BB: In a history-making campaign, McCann London in collaboration with Microsoft’s Xbox has unveiled ‘The Fanchise Model’ whereby gamers can take ownership of their controllers’ designs. Can you elaborate on the strategy and creative directions of the campaign? How it has achieved consumer relevance and brand transformation?

KC: I’ve thought about this a lot lately, as since we won the Grand Prix at Cannes Lions last people, people have often asked why we all think the idea worked so well. Every one of us that worked on it would probably give a slightly different answer, and there are some great interviews with Sanjiv Mistry and Jamie Mietz (the ECDs) that you should read to hear the creative view point. From my side, I think we thought a lot differently about value of our idea to the most important stakeholder of all…the consumer. Because we are trained to think about ideas and how they work from the viewpoint of the brand and business, and ensure that the business gets ROI – we did this with the Fanchise Model.

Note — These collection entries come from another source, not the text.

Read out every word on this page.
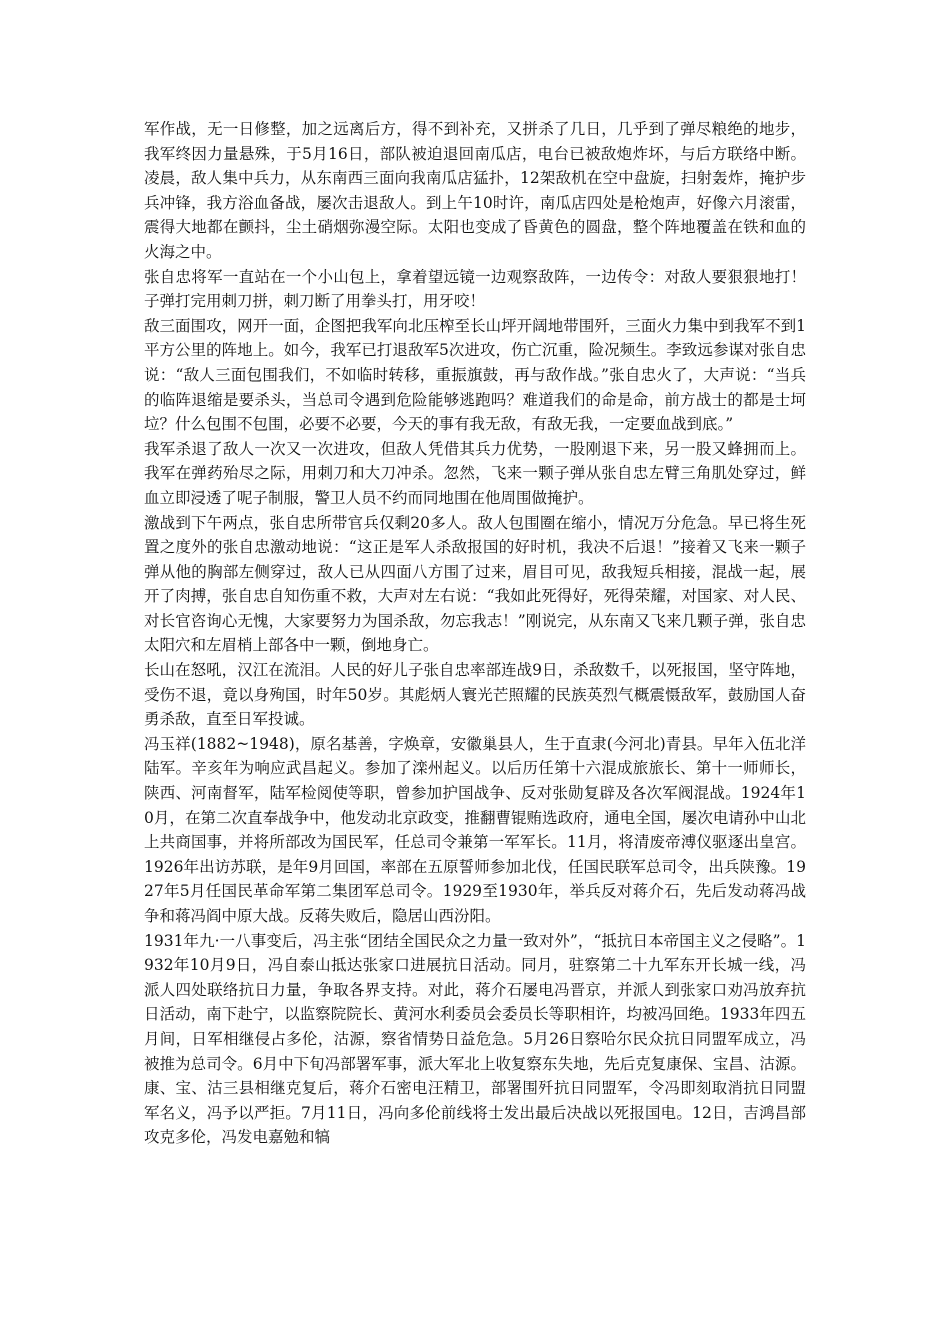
军作战，无一日修整，加之远离后方，得不到补充，又拼杀了几日，几乎到了弹尽粮绝的地步，我军终因力量悬殊，于5月16日，部队被迫退回南瓜店，电台已被敌炮炸坏，与后方联络中断。凌晨，敌人集中兵力，从东南西三面向我南瓜店猛扑，12架敌机在空中盘旋，扫射轰炸，掩护步兵冲锋，我方浴血备战，屡次击退敌人。到上午10时许，南瓜店四处是枪炮声，好像六月滚雷，震得大地都在颤抖，尘土硝烟弥漫空际。太阳也变成了昏黄色的圆盘，整个阵地覆盖在铁和血的火海之中。

张自忠将军一直站在一个小山包上，拿着望远镜一边观察敌阵，一边传令：对敌人要狠狠地打！子弹打完用刺刀拼，刺刀断了用拳头打，用牙咬！

敌三面围攻，网开一面，企图把我军向北压榨至长山坪开阔地带围歼，三面火力集中到我军不到1平方公里的阵地上。如今，我军已打退敌军5次进攻，伤亡沉重，险况频生。李致远参谋对张自忠说：“敌人三面包围我们，不如临时转移，重振旗鼓，再与敌作战。”张自忠火了，大声说：“当兵的临阵退缩是要杀头，当总司令遇到危险能够逃跑吗？难道我们的命是命，前方战士的都是士坷垃？什么包围不包围，必要不必要，今天的事有我无敌，有敌无我，一定要血战到底。”

我军杀退了敌人一次又一次进攻，但敌人凭借其兵力优势，一股刚退下来，另一股又蜂拥而上。我军在弹药殆尽之际，用刺刀和大刀冲杀。忽然，飞来一颗子弹从张自忠左臂三角肌处穿过，鲜血立即浸透了呢子制服，警卫人员不约而同地围在他周围做掩护。

激战到下午两点，张自忠所带官兵仅剩20多人。敌人包围圈在缩小，情况万分危急。早已将生死置之度外的张自忠激动地说：“这正是军人杀敌报国的好时机，我决不后退！”接着又飞来一颗子弹从他的胸部左侧穿过，敌人已从四面八方围了过来，眉目可见，敌我短兵相接，混战一起，展开了肉搏，张自忠自知伤重不救，大声对左右说：“我如此死得好，死得荣耀，对国家、对人民、对长官咨询心无愧，大家要努力为国杀敌，勿忘我志！”刚说完，从东南又飞来几颗子弹，张自忠太阳穴和左眉梢上部各中一颗，倒地身亡。

长山在怒吼，汉江在流泪。人民的好儿子张自忠率部连战9日，杀敌数千，以死报国，坚守阵地，受伤不退，竟以身殉国，时年50岁。其彪炳人寰光芒照耀的民族英烈气概震慑敌军，鼓励国人奋勇杀敌，直至日军投诚。

冯玉祥(1882~1948)，原名基善，字焕章，安徽巢县人，生于直隶(今河北)青县。早年入伍北洋陆军。辛亥年为响应武昌起义。参加了滦州起义。以后历任第十六混成旅旅长、第十一师师长，陕西、河南督军，陆军检阅使等职，曾参加护国战争、反对张勋复辟及各次军阀混战。1924年10月，在第二次直奉战争中，他发动北京政变，推翻曹锟贿选政府，通电全国，屡次电请孙中山北上共商国事，并将所部改为国民军，任总司令兼第一军军长。11月，将清废帝溥仪驱逐出皇宫。1926年出访苏联，是年9月回国，率部在五原誓师参加北伐，任国民联军总司令，出兵陕豫。1927年5月任国民革命军第二集团军总司令。1929至1930年，举兵反对蒋介石，先后发动蒋冯战争和蒋冯阎中原大战。反蒋失败后，隐居山西汾阳。

1931年九·一八事变后，冯主张“团结全国民众之力量一致对外”，“抵抗日本帝国主义之侵略”。1932年10月9日，冯自泰山抵达张家口进展抗日活动。同月，驻察第二十九军东开长城一线，冯派人四处联络抗日力量，争取各界支持。对此，蒋介石屡电冯晋京，并派人到张家口劝冯放弃抗日活动，南下赴宁，以监察院院长、黄河水利委员会委员长等职相许，均被冯回绝。1933年四五月间，日军相继侵占多伦，沽源，察省情势日益危急。5月26日察哈尔民众抗日同盟军成立，冯被推为总司令。6月中下旬冯部署军事，派大军北上收复察东失地，先后克复康保、宝昌、沽源。康、宝、沽三县相继克复后，蒋介石密电汪精卫，部署围歼抗日同盟军，令冯即刻取消抗日同盟军名义，冯予以严拒。7月11日，冯向多伦前线将士发出最后决战以死报国电。12日，吉鸿昌部攻克多伦，冯发电嘉勉和犒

But we also looked at what would be really valuable to the consumer, beyond just buying a product.

Our hypothesis is that the Xbox Fanchise Model campaign gained traction because it put consumer value exchange at the heart of the idea. But it didn’t just offer some small value to all consumers, it really rewarded people for deeply engaging with the campaign. You might design and buy a controller, but with a little effort to support further sales, you can be rewarded, or even profit from your design – something you simply can’t do with other products.

Faris Yakob talked about the idea of a balanced value exchange in his book “Paid Attention: innovating advertising in the digital world”. Maybe we shifted it even further than he suggests to a ‘reward exchange model’. Because there was a reward for the consumer’s engagement, not just the brand or business. I do think this idea of the ‘reward exchange model’ is something that could be really used in other ideas/brands in e-commerce, I’m excited to see who might do what next!